A: Pitchers have to know that even if you’re struggling offensively, the most important thing that day are those 120 fingers you put down.

Q: Your Orioles controversy in the 2016 AL wild-card game when you didn’t call on Zack Britton and lost in the bottom of the 11th in Toronto.

A: You just have to wear some things, and I can sit here and tell you 10 things you may not know about that situation, but nobody wants to hear it. I’m at peace with that.

Q: Pete Alonso.

A: I love his body language, I love the want-to. Regardless of what he’s doing statistically, you can tell that he’s grinding.

Q: The Rays, and the rivalry now with the Yankees.

A: They know who they are. They know who they’re not. When’s the last time they had to trade or move a pitcher that came back to haunt ’em? There’s a great moral in The Little Engine That Could, We-Against-the-World mentality. And certain players know they’re gonna get a chance to thrive in that environment. People know their pitching’s good and people know they have a good farm system, and they move players at the right time.

Q: Would you consider the Marlins Cinderellas for a World Series?

A: To me, with Donnie and Derek and the way they were doing things, it wasn’t a matter if, it was a matter when. They know the formula, and you gotta have the guts and the fortitude to stay with the formula. The tough thing’s gonna be can you sustain it?

Q: The biggest lesson you learned from Billy Martin.

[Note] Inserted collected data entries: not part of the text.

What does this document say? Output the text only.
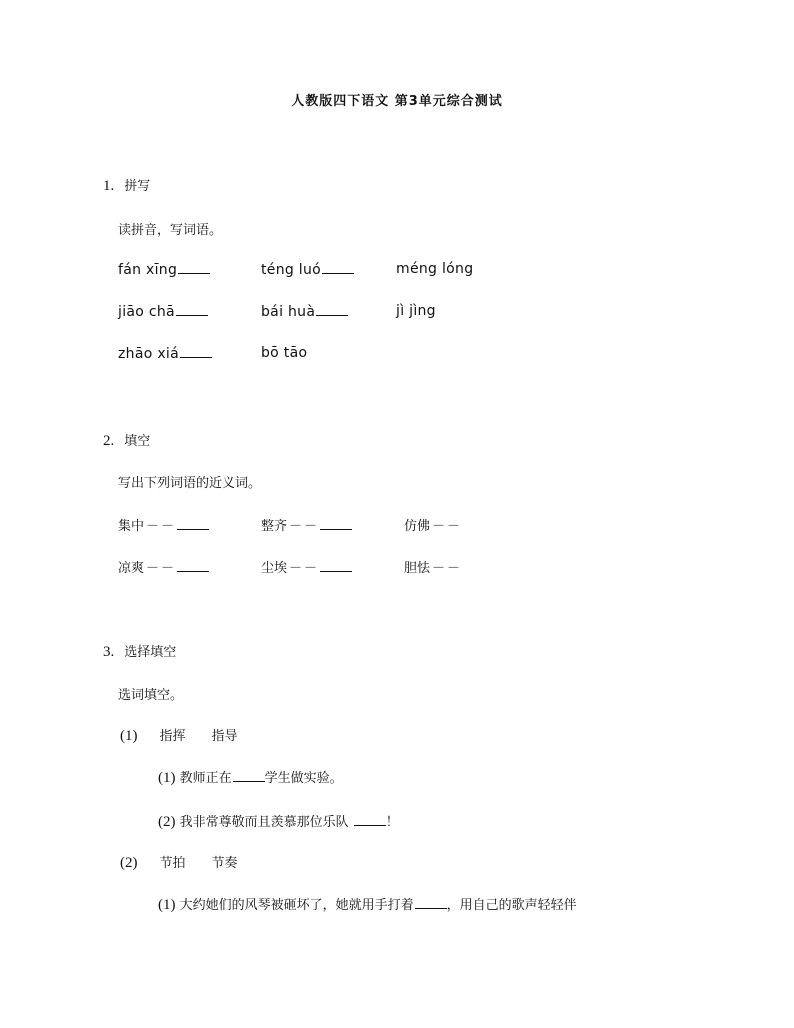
人教版四下语文 第3单元综合测试
1. 拼写
读拼音，写词语。
fán xīng	téng luó	méng lóng
jiāo chā	bái huà	jì jìng
zhāo xiá	bō tāo
2. 填空
写出下列词语的近义词。
集中 －－	整齐 －－	仿佛 －－
凉爽 －－	尘埃 －－	胆怯 －－
3. 选择填空
选词填空。
(1) 指挥 指导
(1) 教师正在	学生做实验。
(2) 我非常尊敬而且羡慕那位乐队	！
(2) 节拍 节奏
(1) 大约她们的风琴被砸坏了，她就用手打着	，用自己的歌声轻轻伴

A: He gave me a lot of confidence at a young age. Everybody thought he was some guy with a hot temper, which he could be, and some cartoon character. When he got going at those 10:30 in the morning [spring training] sessions, he was something to watch. I remember him saying, “Don’t let statistics form your gut, make sure a statistic confirms your gut.” … What your eyes are telling you.

Q: John Harbaugh.

A: He’s consistent, he’s sincere. John asked me one time, “Hey. would you speak to the team?” When we get through it, I go, “John, who are you all playing this week anyway?” He says, “Oh the Patriots.” “Oh, thank you, John. Could I have had some team that was 0-12 or something?” … What drives players crazy is the unknown. John never lets the players have some unknown about how he’s gonna react to what situation, he doesn’t panic, and they know that he’s gonna be there for them behind the scenes. He knows a winning player. Ozzie [Newsome] and him were such a great team.

Q: Bill Belichick.

A: Same thing. There’s certain absolutes that they don’t stray from. But they listen. They empower the players to be themselves. If you have a strong base and a strong nucleus, you can take the guy who might be on the fence. They create such a strong peer pressure.

Buck Showalter
Buck ShowalterRobert Sabo

Q: Bill Parcells.

A: There was nothing phony about him at all. Through the years, he’ll stick his head in the office and I always loved talking with him. I was fascinated by his positive and negative kicking yards, and Belichick was the same way. … You see people that are successful for so long, there’s a reason why. … What was fair for Harry Carson may not have been fair for Lawrence Taylor. Bill knew what was fair for each guy.

Q: Two dinner guests.

A: My dad and mom.

Q: Favorite movie.

A: Sandlot.

Q: Favorite actor.

A: Robert Duvall.

Q: Favorite meal.

A: You can’t mess up hamburger.

Q: I assume you want to manage again.

A: It doesn’t keep me up, if it happens, fine, if not, I respect it and I understand. Regardless what happens, I’m at peace with it. It’s an honor to be involved in the game period.